En l'espèce, deux salariés se sont pourvus en cassation contre deux arrêts rendus, le 29 juin 2010, par la cour d'appel d'Aix-en-Provence, dans les litiges les opposant à la société Y. Ils ont été licenciés pour motif économique le 2 juillet 2007, après s'être vus proposer lors de l'entretien préalable une offre de reclassement dans un poste de technicien d'exploitation et une CRP à laquelle ils ont adhéré. Ces salariés font grief aux arrêts de les débouter de leurs demandes d'indemnités pour licenciement sans cause réelle et sérieuse.
La Cour de cassation rejette leur pourvoi, en relevant que les salariés avaient accepté la CRP qui leur avait été proposée. Aussi, l'employeur n'a pas manqué à son obligation de reclassement en pourvoyant après cette date le poste qu'il leur avait offert en reclassement sans attendre l'expiration du délai de réflexion consenti. En effet, si l'adhésion du salarié à une CRP, qui entraîne la rupture de son contrat de travail, ne le prive pas du droit de contester le respect par l'employeur de son obligation de reclassement, elle entraîne toutefois nécessairement renonciation de sa part à la proposition de reclassement qui lui a été faite. L'arrêt rapporté permet de dessiner un tracé entre le bénéfice ouvert de certains droits, au profit du salarié ayant adhéré à une CRP avec les droits qui, au contraire, ne lui sont plus reconnus.
Résumé

Si l'adhésion du salarié à une convention de reclassement personnalisé, qui entraîne la rupture de son contrat de travail, ne le prive pas du droit de contester le respect par l'employeur de son obligation de reclassement, elle entraîne toutefois nécessairement renonciation de sa part à la proposition de reclassement qui lui a été faite.

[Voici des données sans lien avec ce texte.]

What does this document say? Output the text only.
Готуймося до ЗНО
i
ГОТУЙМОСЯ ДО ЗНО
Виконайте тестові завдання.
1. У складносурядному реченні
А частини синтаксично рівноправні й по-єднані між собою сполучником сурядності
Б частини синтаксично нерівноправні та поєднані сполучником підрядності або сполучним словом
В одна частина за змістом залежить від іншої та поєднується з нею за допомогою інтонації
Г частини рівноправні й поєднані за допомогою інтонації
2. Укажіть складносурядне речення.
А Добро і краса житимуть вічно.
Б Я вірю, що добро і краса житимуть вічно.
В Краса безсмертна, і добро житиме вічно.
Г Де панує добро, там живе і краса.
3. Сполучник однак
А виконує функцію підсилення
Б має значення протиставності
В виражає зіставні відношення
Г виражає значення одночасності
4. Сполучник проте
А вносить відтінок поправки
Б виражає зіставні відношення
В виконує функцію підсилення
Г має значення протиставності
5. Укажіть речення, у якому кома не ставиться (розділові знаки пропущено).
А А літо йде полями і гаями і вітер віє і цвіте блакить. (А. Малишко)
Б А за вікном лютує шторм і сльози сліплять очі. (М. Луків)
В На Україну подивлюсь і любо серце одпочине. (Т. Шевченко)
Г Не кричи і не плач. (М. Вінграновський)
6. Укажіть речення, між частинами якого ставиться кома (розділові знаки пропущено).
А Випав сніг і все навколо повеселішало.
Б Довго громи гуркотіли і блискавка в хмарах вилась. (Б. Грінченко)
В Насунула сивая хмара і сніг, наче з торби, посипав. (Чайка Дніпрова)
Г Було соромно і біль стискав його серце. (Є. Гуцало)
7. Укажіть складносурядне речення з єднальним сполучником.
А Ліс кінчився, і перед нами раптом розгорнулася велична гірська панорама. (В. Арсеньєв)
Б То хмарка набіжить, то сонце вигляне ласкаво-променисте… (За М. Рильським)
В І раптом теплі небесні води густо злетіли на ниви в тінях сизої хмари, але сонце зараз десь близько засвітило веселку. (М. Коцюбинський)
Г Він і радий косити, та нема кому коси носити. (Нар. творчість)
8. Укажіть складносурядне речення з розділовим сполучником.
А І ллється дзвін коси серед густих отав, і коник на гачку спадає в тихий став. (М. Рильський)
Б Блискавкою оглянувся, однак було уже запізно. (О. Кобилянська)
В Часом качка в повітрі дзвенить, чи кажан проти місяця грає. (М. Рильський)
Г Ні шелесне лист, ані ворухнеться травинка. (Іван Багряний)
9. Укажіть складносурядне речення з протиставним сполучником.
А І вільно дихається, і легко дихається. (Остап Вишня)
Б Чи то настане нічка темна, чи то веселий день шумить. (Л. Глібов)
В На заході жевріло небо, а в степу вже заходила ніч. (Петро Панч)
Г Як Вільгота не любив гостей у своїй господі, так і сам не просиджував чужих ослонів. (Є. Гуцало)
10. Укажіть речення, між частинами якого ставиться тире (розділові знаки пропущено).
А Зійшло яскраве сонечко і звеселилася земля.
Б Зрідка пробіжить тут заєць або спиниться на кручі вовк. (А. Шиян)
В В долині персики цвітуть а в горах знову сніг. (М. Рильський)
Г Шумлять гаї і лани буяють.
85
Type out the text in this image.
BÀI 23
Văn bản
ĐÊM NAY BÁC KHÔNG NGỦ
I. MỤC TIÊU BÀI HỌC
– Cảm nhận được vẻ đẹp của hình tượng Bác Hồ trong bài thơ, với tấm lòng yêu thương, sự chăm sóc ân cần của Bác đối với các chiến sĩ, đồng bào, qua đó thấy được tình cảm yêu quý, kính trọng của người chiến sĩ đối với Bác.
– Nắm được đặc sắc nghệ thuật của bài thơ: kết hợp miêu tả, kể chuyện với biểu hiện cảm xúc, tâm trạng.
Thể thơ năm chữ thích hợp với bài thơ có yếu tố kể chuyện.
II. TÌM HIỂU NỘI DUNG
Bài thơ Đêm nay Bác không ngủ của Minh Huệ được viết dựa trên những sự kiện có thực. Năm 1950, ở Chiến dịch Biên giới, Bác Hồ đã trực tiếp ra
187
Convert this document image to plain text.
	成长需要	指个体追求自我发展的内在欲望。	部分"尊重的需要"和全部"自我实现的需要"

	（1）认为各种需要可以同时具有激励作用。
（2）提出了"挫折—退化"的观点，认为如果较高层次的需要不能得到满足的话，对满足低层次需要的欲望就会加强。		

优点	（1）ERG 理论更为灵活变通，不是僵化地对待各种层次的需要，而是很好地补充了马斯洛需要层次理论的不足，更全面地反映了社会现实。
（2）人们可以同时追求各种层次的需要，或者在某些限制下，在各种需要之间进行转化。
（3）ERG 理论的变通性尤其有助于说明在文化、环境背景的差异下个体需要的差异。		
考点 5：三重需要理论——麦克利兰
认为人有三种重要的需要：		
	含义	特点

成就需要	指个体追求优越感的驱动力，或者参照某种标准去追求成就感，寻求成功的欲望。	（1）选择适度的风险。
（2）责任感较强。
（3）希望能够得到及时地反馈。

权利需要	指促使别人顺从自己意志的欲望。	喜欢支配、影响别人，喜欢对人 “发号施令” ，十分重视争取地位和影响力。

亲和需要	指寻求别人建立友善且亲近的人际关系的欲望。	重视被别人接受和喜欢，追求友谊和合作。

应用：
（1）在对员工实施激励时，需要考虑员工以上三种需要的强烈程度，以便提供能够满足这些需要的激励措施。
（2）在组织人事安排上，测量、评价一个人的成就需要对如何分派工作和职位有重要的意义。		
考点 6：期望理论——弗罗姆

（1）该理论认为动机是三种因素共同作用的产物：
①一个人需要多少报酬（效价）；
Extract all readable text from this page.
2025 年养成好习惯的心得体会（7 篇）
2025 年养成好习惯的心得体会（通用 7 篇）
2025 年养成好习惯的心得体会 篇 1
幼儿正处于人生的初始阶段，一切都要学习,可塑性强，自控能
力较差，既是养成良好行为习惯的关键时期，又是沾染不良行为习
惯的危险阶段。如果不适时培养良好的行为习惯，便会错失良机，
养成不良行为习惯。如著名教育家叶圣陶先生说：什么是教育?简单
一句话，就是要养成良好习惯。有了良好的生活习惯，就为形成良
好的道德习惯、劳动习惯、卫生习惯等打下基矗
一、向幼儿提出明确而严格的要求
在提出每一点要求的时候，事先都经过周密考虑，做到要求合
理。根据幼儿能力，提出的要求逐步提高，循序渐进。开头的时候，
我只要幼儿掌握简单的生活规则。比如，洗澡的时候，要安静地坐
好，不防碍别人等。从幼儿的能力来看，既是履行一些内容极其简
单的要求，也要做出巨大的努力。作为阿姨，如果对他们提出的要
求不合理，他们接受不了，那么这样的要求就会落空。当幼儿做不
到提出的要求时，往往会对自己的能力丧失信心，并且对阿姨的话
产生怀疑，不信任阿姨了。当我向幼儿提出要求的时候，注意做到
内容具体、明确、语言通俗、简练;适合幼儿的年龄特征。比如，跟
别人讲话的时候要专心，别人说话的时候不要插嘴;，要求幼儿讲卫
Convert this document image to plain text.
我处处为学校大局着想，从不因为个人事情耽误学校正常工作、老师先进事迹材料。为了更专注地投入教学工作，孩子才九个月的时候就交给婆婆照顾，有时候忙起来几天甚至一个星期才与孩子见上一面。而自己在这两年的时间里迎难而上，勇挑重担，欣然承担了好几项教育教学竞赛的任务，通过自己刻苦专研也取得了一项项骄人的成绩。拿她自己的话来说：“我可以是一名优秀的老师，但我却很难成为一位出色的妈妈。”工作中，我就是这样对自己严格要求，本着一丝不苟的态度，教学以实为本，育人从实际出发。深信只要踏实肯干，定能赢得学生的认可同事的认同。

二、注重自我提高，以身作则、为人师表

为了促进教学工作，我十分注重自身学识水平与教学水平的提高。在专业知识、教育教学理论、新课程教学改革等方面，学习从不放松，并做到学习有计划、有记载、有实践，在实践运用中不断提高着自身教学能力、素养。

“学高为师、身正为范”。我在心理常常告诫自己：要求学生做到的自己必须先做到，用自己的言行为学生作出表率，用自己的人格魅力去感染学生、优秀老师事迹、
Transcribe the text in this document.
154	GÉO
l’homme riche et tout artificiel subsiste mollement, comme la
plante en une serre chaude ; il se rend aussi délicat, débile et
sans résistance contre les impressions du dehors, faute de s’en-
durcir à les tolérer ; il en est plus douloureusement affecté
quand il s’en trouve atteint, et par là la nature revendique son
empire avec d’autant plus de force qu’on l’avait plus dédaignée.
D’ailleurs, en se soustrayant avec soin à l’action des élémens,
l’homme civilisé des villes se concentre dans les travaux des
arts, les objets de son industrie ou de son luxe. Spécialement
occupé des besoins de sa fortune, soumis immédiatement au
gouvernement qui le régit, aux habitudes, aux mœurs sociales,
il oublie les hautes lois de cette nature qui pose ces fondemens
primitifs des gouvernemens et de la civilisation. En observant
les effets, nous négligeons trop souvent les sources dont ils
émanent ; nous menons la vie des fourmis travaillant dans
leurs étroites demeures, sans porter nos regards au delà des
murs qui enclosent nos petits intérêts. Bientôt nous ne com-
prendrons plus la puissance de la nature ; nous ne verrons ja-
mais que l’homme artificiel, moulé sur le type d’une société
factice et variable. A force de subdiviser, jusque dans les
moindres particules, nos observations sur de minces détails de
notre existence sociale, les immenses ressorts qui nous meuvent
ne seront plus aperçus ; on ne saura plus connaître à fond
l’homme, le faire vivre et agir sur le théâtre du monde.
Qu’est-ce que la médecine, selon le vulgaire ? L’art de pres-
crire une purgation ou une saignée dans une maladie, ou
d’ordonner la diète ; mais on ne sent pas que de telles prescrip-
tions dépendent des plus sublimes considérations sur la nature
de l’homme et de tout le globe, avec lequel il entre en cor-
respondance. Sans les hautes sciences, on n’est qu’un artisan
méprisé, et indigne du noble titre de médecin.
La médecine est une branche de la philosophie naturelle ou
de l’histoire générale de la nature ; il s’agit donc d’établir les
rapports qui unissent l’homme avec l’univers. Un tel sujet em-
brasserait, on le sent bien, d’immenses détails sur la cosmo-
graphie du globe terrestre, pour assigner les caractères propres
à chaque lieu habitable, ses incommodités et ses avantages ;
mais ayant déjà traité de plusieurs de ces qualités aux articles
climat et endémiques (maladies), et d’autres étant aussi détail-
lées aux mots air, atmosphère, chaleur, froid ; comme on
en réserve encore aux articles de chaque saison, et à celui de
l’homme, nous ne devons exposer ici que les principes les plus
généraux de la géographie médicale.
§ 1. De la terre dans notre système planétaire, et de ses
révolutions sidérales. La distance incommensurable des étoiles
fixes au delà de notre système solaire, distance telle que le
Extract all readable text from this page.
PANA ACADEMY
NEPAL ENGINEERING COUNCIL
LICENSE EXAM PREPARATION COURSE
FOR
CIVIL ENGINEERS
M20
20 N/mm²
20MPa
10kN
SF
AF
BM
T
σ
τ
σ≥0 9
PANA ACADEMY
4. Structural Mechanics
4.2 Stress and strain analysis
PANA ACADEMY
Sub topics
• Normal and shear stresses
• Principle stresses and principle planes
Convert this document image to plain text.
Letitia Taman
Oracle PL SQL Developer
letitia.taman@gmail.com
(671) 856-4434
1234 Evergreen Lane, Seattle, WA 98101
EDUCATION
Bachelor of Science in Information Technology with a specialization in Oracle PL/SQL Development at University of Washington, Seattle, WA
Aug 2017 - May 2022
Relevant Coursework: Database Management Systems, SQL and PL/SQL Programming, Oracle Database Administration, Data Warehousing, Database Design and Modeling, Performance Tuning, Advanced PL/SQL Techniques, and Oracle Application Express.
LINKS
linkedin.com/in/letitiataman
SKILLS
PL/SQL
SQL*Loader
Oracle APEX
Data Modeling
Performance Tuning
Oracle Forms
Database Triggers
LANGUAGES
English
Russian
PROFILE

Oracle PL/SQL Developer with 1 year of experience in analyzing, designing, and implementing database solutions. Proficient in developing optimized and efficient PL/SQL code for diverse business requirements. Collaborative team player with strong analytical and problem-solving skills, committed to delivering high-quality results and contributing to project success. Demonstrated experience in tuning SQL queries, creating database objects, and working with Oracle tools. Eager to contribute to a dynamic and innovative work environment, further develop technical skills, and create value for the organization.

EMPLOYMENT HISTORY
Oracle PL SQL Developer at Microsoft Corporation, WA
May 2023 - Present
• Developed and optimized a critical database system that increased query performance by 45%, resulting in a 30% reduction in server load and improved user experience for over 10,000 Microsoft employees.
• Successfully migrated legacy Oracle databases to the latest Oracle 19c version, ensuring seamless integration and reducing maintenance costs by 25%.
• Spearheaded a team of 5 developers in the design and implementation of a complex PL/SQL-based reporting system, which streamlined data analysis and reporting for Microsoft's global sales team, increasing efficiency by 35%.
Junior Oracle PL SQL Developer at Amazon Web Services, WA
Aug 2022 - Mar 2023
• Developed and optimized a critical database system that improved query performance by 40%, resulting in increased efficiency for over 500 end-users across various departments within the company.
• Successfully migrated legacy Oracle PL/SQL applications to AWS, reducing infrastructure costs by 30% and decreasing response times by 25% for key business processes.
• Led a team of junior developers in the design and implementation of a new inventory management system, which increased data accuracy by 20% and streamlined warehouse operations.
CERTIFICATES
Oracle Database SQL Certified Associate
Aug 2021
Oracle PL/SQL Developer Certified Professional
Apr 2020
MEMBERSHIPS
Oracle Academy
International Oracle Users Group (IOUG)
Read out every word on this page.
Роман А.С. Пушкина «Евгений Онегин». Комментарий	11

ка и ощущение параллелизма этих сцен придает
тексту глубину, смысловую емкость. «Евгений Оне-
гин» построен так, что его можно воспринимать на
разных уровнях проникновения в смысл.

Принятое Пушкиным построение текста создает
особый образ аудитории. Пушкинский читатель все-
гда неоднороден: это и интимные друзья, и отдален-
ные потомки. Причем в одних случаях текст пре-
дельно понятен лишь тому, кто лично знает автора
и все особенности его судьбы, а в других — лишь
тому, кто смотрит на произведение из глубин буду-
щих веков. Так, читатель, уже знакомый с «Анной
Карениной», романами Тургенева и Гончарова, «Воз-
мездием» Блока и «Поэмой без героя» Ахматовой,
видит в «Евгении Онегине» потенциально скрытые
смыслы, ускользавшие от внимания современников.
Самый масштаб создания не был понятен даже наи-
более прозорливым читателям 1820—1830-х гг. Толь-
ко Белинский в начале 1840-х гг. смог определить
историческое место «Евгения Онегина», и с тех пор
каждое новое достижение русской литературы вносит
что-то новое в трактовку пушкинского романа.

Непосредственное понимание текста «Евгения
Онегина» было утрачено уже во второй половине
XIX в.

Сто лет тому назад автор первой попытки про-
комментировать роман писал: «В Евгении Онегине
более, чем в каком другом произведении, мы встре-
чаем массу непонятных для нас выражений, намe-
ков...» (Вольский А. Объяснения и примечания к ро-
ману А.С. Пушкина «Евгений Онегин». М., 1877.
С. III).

Les possibilités de reclassement doivent être recherchées jusqu'à la date du licenciement.

I - La conclusion d'une CRP ouvre au salarié le bénéfice de certains droits

A - Droit de contester le respect par l'employeur de son obligation de reclassement

Le salarié jouit du droit de contester le respect par l'employeur de son obligation de reclassement, alors même qu'il a adhéré à une CRP. La Cour de cassation a admis que l'adhésion du salarié à une CRP ne le prive pas de la possibilité de contester le motif économique de la rupture de son contrat de travail (infra) et que donc, il peut contester les conditions de recherche de son reclassement par l'employeur (4).

1 - En effet, l'employeur est tenu de proposer un emploi de reclassement, alors même qu'il propose au salarié une CRP.

La solution avait déjà été admise par la cour d'appel de Montpellier, pour laquelle l'adhésion du salarié à la CRP ne dispense pas l'employeur de l'exécution de son obligation de reclassement (5).

2 - L'employeur est tenu de proposer un emploi de reclassement, alors même qu'un plan de sauvegarde de l'emploi a été établi.

Il appartient à l'employeur, même quand un plan de sauvegarde de l'emploi a été établi, de rechercher s'il existe des possibilités de reclassement proposées individuellement à chaque salarié. La jurisprudence, établie en 1995 (6), a été confirmée en 1998 (7), 1999 (8), 2001 (9), 2002 (10), 2004 (11) et 2006 (12). En 2010, la cour d'appel de Nancy a admis la même solution (13).

Antérieurement à 2001 (au pré-Pare) et à 2005 (CRP), alors que la convention de conversion était le dispositif en vigueur, la jurisprudence avait déjà statué dans le sens d'un cumul entre proposition d'une convention de conversion et mise en place d'un plan de sauvegarde de l'emploi (14).

B - Droit de contester le motif économique du licenciement

Au départ, la question a fait l'objet d'un certain flottement contentieux. Certaines juridictions du fond avaient refusé le droit pour le salarié ayant adhéré à une CRP, de contester le motif économique de la rupture de son contrat (15). Dans une espèce, le juge a estimé qu'un salarié ne saurait se prévaloir du fait que le délai de réflexion qui lui a été accordé a été insuffisant pour lui permettre d'apprécier la légitimité du caractère économique de la rupture du contrat de travail dès lors que le salarié disposait d'un délai suffisant de réflexion de 14 jours pour lui permettre d'apprécier la situation de l'entreprise et la validité du licenciement en cause.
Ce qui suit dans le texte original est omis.